In a typical market, the highest-price hospital received 60% more for inpatient care than the lowest-price one, the study found. These hospitals had a number of characteristics in common. They tended to be larger, averaging 474 beds—twice the number of beds at low-price hospitals. Or they belonged to a system with a large market share.
Half of the high-price hospitals were major teaching hospitals (compared with 17% of low-price hospitals), and they provided a greater number of specialized services, such as heart transplants or Level 1 trauma care.
The insurance industry has long argued that hospital prices are the major driver behind premium increases. The study sought to discover why some hospitals have more negotiating power than others.
It didn't find the answer in hard quality metrics; on some measures, like 30-day readmissions and postsurgical deaths, high-price hospitals actually performed worse than their low-price counterparts. On others, like 30-day mortality, they performed the same.
However, high-price hospitals fared significantly better on reputation rankings such as those published by U.S. News and World Report. That led the authors to speculate that these hospitals are a “must have” for insurance networks, and health plans could face pushback if they tried to steer patients to lower-priced options.
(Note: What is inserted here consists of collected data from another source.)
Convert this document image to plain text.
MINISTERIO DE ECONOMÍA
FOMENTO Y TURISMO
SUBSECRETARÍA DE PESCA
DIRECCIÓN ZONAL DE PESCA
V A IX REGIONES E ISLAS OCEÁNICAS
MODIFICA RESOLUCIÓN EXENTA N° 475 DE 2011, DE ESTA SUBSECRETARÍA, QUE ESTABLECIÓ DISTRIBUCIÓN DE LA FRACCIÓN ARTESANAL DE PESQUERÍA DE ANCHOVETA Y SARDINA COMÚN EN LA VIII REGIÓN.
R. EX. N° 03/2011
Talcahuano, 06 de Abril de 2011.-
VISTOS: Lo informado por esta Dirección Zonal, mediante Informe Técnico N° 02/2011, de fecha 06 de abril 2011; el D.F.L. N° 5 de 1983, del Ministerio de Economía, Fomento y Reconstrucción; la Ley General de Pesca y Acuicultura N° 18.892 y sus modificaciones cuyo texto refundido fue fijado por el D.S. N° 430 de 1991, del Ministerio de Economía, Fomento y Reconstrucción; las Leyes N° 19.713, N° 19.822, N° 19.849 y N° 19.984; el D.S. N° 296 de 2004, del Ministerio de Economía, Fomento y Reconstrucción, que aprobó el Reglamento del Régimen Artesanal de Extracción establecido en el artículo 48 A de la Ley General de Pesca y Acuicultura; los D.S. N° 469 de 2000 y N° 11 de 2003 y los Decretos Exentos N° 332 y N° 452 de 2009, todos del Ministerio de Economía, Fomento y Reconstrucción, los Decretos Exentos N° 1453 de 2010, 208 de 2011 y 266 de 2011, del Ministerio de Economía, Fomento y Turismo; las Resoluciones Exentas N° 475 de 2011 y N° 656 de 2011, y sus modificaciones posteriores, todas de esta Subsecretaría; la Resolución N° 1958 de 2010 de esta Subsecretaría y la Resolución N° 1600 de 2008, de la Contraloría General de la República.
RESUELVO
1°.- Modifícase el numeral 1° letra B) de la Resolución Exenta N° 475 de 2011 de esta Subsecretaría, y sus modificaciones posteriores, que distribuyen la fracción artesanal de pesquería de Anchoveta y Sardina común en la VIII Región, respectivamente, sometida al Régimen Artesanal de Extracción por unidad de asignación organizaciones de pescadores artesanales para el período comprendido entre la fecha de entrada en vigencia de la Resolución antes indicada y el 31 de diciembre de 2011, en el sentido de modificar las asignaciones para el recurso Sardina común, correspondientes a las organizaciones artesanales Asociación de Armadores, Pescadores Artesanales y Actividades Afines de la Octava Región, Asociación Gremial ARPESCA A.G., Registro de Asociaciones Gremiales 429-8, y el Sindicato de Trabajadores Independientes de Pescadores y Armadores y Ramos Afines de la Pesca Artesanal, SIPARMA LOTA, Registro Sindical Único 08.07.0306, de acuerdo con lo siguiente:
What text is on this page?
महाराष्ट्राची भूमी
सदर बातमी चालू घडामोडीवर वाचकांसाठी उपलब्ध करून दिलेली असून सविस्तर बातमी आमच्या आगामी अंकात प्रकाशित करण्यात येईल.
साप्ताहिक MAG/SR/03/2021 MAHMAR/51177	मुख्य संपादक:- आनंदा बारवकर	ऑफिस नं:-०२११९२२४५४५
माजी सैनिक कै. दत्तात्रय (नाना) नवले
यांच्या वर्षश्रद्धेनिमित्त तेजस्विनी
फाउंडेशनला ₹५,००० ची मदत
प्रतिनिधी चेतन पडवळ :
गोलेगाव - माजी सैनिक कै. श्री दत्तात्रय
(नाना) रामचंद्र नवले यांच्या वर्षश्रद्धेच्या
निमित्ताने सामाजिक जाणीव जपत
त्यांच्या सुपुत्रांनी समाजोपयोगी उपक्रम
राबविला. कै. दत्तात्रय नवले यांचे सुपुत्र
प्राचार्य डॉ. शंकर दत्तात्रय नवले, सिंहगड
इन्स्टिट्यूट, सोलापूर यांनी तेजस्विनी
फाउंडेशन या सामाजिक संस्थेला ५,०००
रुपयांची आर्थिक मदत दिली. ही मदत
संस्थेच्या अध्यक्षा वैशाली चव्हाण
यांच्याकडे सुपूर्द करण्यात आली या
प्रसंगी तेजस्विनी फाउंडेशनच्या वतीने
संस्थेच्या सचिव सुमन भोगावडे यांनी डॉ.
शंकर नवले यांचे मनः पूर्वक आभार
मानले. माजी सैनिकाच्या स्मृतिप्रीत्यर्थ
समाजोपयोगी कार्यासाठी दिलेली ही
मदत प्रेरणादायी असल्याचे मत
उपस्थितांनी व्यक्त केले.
In other cases, that “must have” status came from being the dominant player in the market. The high-price hospitals were part of systems that saw an average 28% of all inpatient days in the market.
But the authors also found support for other, mission-based explanations behind why some hospitals charge more than others. For instance, high-price hospitals were more likely to treat low-income patients, offer an extensive array of specialized services and provide more medical education opportunities than low-price facilities.
The study follows a 2010 analysis from the Massachusetts attorney general's office, which similarly found wide variation in prices but no correlation between price and quality of care.